This digital bank is designed for the LGBTQ + community

When Rob Curtis was running Gaydar in 2018, he would sit in chat rooms and watch the hopefuls in love speak. âIt was a dating site, but they were asking for help finding doctors, accountants, trying to navigate the intricacies of being LGBTQ + in a world not quite designed for us,â he says. Fast forward three years and Curtis tries to answer some of those questions with Daylight, a New York-based neobank startup built for the LGBTQ + community by three “queer millennials, to solve the problems we’ve already encountered.”
For example, Daylight provides debit cards with whatever name you choose, no matter what your ID says. Plus, features like Walk the Walk, an analytics tool to rate businesses on their gender-neutral washrooms, use of pronouns, and owner-supported causes in monthly reports, letting Daylight customers know how much they spent at outlets deemed LGBTQ + hostile. âIt’s not about canceling culture,â Curtis says. “This provides greater transparency for a massive economic bloc that cares about who legitimately comes forward.”
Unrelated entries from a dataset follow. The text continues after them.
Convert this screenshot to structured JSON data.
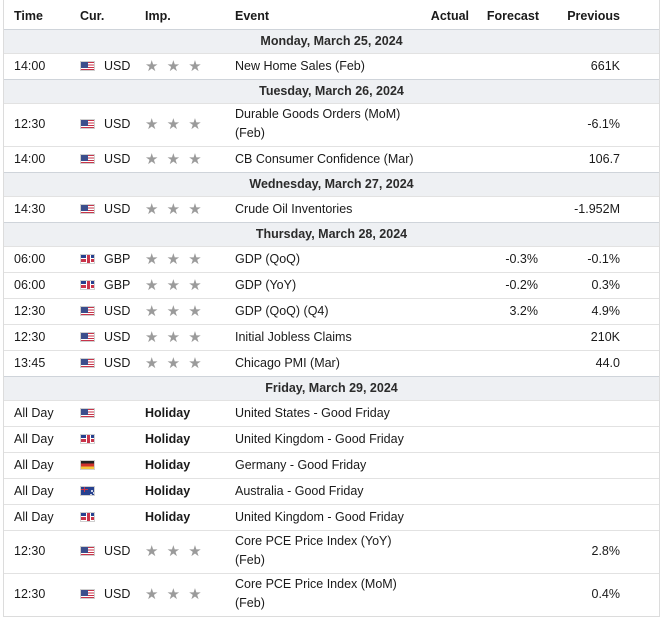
{
  "header": {
    "time": "Time",
    "currency": "Cur.",
    "importance": "Imp.",
    "event": "Event",
    "actual": "Actual",
    "forecast": "Forecast",
    "previous": "Previous"
  },
  "importance_icon": "star-icon",
  "importance_glyph": "★ ★ ★",
  "days": [
    {
      "date": "Monday, March 25, 2024",
      "events": [
        {
          "time": "14:00",
          "flag": "us",
          "currency": "USD",
          "stars": 3,
          "event": "New Home Sales (Feb)",
          "actual": "",
          "forecast": "",
          "previous": "661K"
        }
      ]
    },
    {
      "date": "Tuesday, March 26, 2024",
      "events": [
        {
          "time": "12:30",
          "flag": "us",
          "currency": "USD",
          "stars": 3,
          "event": "Durable Goods Orders (MoM) (Feb)",
          "actual": "",
          "forecast": "",
          "previous": "-6.1%",
          "tall": true
        },
        {
          "time": "14:00",
          "flag": "us",
          "currency": "USD",
          "stars": 3,
          "event": "CB Consumer Confidence (Mar)",
          "actual": "",
          "forecast": "",
          "previous": "106.7"
        }
      ]
    },
    {
      "date": "Wednesday, March 27, 2024",
      "events": [
        {
          "time": "14:30",
          "flag": "us",
          "currency": "USD",
          "stars": 3,
          "event": "Crude Oil Inventories",
          "actual": "",
          "forecast": "",
          "previous": "-1.952M"
        }
      ]
    },
    {
      "date": "Thursday, March 28, 2024",
      "events": [
        {
          "time": "06:00",
          "flag": "gb",
          "currency": "GBP",
          "stars": 3,
          "event": "GDP (QoQ)",
          "actual": "",
          "forecast": "-0.3%",
          "previous": "-0.1%"
        },
        {
          "time": "06:00",
          "flag": "gb",
          "currency": "GBP",
          "stars": 3,
          "event": "GDP (YoY)",
          "actual": "",
          "forecast": "-0.2%",
          "previous": "0.3%"
        },
        {
          "time": "12:30",
          "flag": "us",
          "currency": "USD",
          "stars": 3,
          "event": "GDP (QoQ) (Q4)",
          "actual": "",
          "forecast": "3.2%",
          "previous": "4.9%"
        },
        {
          "time": "12:30",
          "flag": "us",
          "currency": "USD",
          "stars": 3,
          "event": "Initial Jobless Claims",
          "actual": "",
          "forecast": "",
          "previous": "210K"
        },
        {
          "time": "13:45",
          "flag": "us",
          "currency": "USD",
          "stars": 3,
          "event": "Chicago PMI (Mar)",
          "actual": "",
          "forecast": "",
          "previous": "44.0"
        }
      ]
    },
    {
      "date": "Friday, March 29, 2024",
      "events": [
        {
          "time": "All Day",
          "flag": "us",
          "currency": "",
          "holiday": "Holiday",
          "event": "United States - Good Friday",
          "actual": "",
          "forecast": "",
          "previous": ""
        },
        {
          "time": "All Day",
          "flag": "gb",
          "currency": "",
          "holiday": "Holiday",
          "event": "United Kingdom - Good Friday",
          "actual": "",
          "forecast": "",
          "previous": ""
        },
        {
          "time": "All Day",
          "flag": "de",
          "currency": "",
          "holiday": "Holiday",
          "event": "Germany - Good Friday",
          "actual": "",
          "forecast": "",
          "previous": ""
        },
        {
          "time": "All Day",
          "flag": "au",
          "currency": "",
          "holiday": "Holiday",
          "event": "Australia - Good Friday",
          "actual": "",
          "forecast": "",
          "previous": ""
        },
        {
          "time": "All Day",
          "flag": "gb",
          "currency": "",
          "holiday": "Holiday",
          "event": "United Kingdom - Good Friday",
          "actual": "",
          "forecast": "",
          "previous": ""
        },
        {
          "time": "12:30",
          "flag": "us",
          "currency": "USD",
          "stars": 3,
          "event": "Core PCE Price Index (YoY) (Feb)",
          "actual": "",
          "forecast": "",
          "previous": "2.8%",
          "tall": true
        },
        {
          "time": "12:30",
          "flag": "us",
          "currency": "USD",
          "stars": 3,
          "event": "Core PCE Price Index (MoM) (Feb)",
          "actual": "",
          "forecast": "",
          "previous": "0.4%",
          "tall": true
        }
      ]
    }
  ]
}
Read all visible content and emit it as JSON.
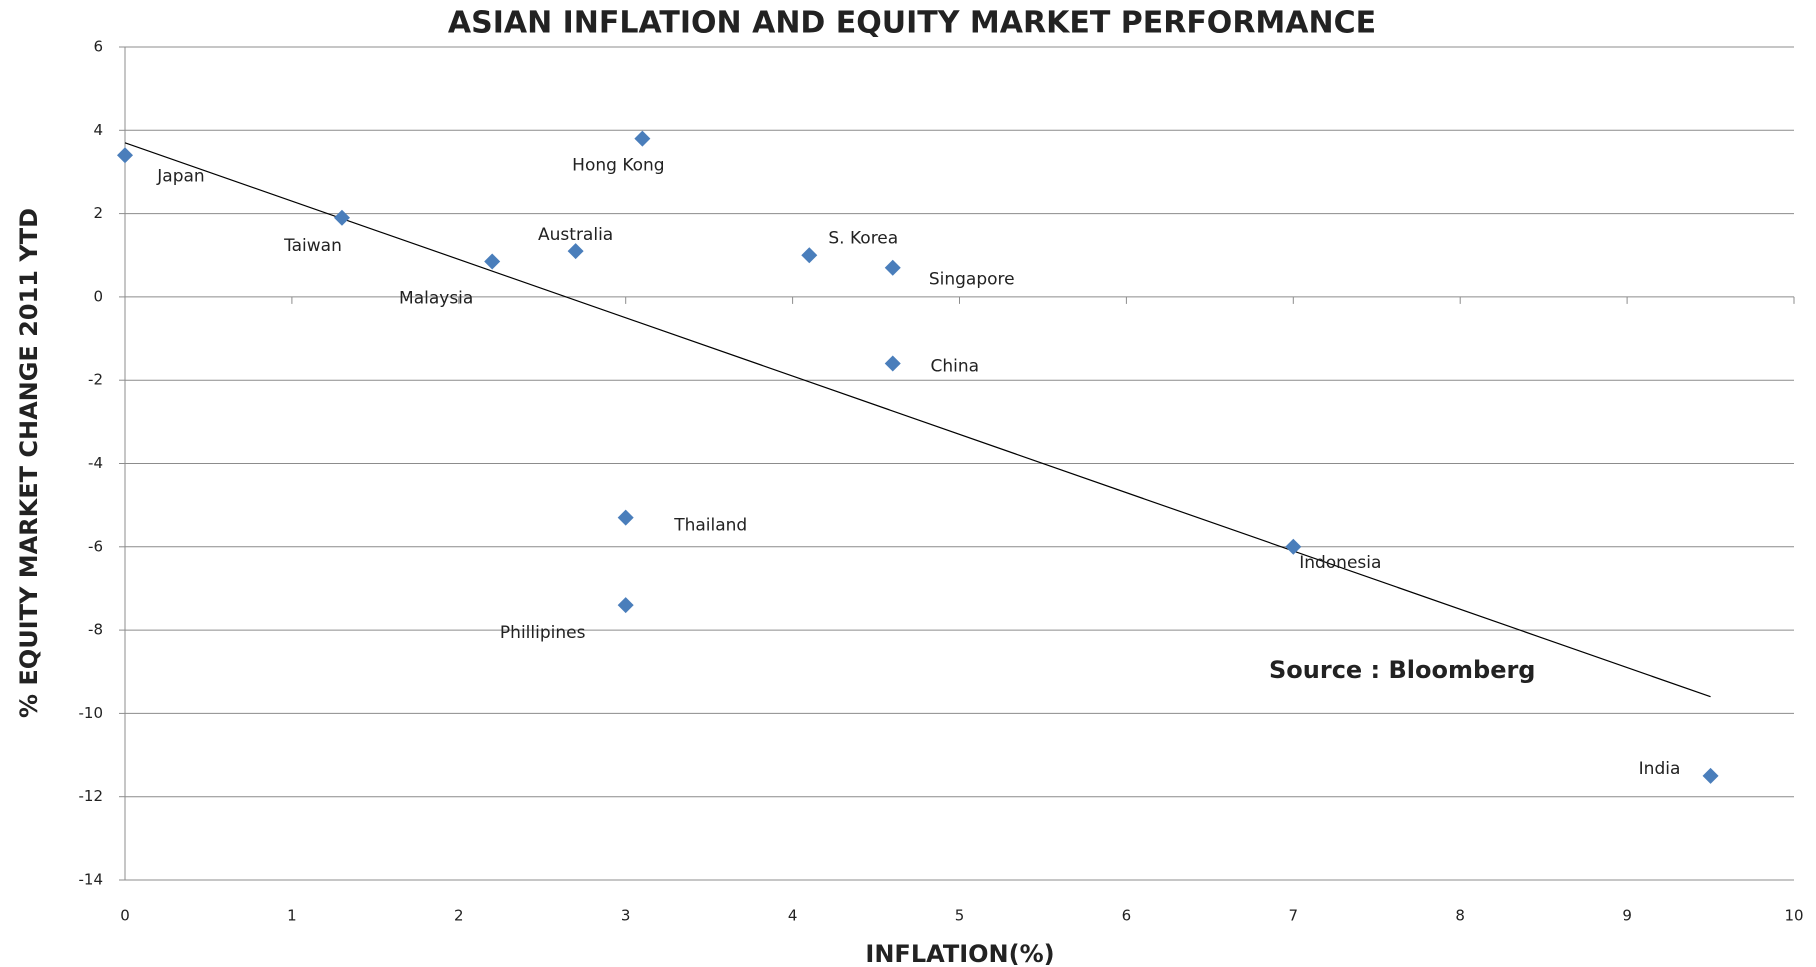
{
  "chart_data": {
    "type": "scatter",
    "title": "ASIAN  INFLATION AND EQUITY MARKET PERFORMANCE",
    "x_label": "INFLATION(%)",
    "y_label": "% EQUITY MARKET CHANGE  2011 YTD",
    "annotation": "Source : Bloomberg",
    "categories": [
      "Japan",
      "Hong Kong",
      "Taiwan",
      "Malaysia",
      "Australia",
      "S. Korea",
      "Singapore",
      "China",
      "Thailand",
      "Phillipines",
      "Indonesia",
      "India"
    ],
    "x": [
      0,
      3.1,
      1.3,
      2.2,
      2.7,
      4.1,
      4.6,
      4.6,
      3.0,
      3.0,
      7.0,
      9.5
    ],
    "values": [
      3.4,
      3.8,
      1.9,
      0.85,
      1.1,
      1.0,
      0.7,
      -1.6,
      -5.3,
      -7.4,
      -6.0,
      -11.5
    ],
    "color": "#4a7ebb",
    "trendline": {
      "x": [
        0,
        9.5
      ],
      "y": [
        3.7,
        -9.6
      ]
    },
    "xlim": [
      0,
      10
    ],
    "xticks": [
      0,
      1,
      2,
      3,
      4,
      5,
      6,
      7,
      8,
      9,
      10
    ],
    "ylim": [
      -14,
      6
    ],
    "yticks": [
      -14,
      -12,
      -10,
      -8,
      -6,
      -4,
      -2,
      0,
      2,
      4,
      6
    ],
    "grid": true
  }
}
Queer finance was not an easy sell. âIt was a real challenge convincing investors that LGBTQ + people have specific financial needs and that we can build a large, profitable business by doing this,â said Curtis. They’ve pitched the idea nearly 100 times, “learn how to tell our story better every time”. In June 2021, when they convinced Kapor Capital and Precursor Ventures to lead a $ 5 million fundraiser, they had a coalition of funders: queer angel investors, fintech syndicates, Citibank’s Impact fund. . Thousands of LGBTQ + people are on Daylight’s waiting list ahead of its pre-Christmas launch in the United States.
âYou can’t provide great service to LGBTQ + people just by putting a rainbow sticker on things,â says Paul Barnes-Hoggett, co-founder and CTO. âYou have to understand our unique needs. Like “the pain, as a gay man, of going to a bank and being asked ‘What is your wife doing? He said. Having been designed by LGBTQ + people, much of what Daylight sells to customers is relief: Barnes-Hoggett says âmicro-attacks, intentional or not,â just won’t happen with Daylight.
Community related content is a part of this agreement. Members can share fertility goals and treatment successes as well as tips on how to fund them. âPersonalization is at the heart of our vision for the future,â says Barnes-Hoggett, something increasingly in demand through banking, products and pricing. Barnes-Hoggett learned about it at Alice Financial, a startup he co-founded in 2014; U.S. employers connect the app to payroll, employees connect their debit cards, and Alice tracks potentially qualifying expenses, such as child care, to reduce the employee’s taxable income and save them money. money when filing their tax return. The platform is effectively giving some of America’s lowest paid countries a $ 1 per hour raise. âMany were on the bread line,â says Barnes-Hoggett. âWe had one principle: don’t gamble with someone’s salary. Because lives are on the line, I learned to master the basics. “
Difficulties also cross. On average, LGBTQ + people earn less, live in poverty more often and have less retirement savings, gay women of color and transgender people fare significantly worse than the LGBTQ + average. Big banks, says Billie Simmons, co-founder and COO of Daylight, treat LGBTQ + people “like a monolithic group” when they need tailored financial advice. âThere’s this ubiquitous idea of ââgay people being inundated with disposable income – ‘two incomes, no kids,’ says Simmons. “Sure, two white, cisgender gay men might find themselves in this situation in San Francisco or New York, where it’s easier to be LGBTQ +, but it’s not universal.” When loans for hormone therapy or HIV treatment are turned down, many people find nowhere to go except expensive, high-interest credit cards to fill the gaps.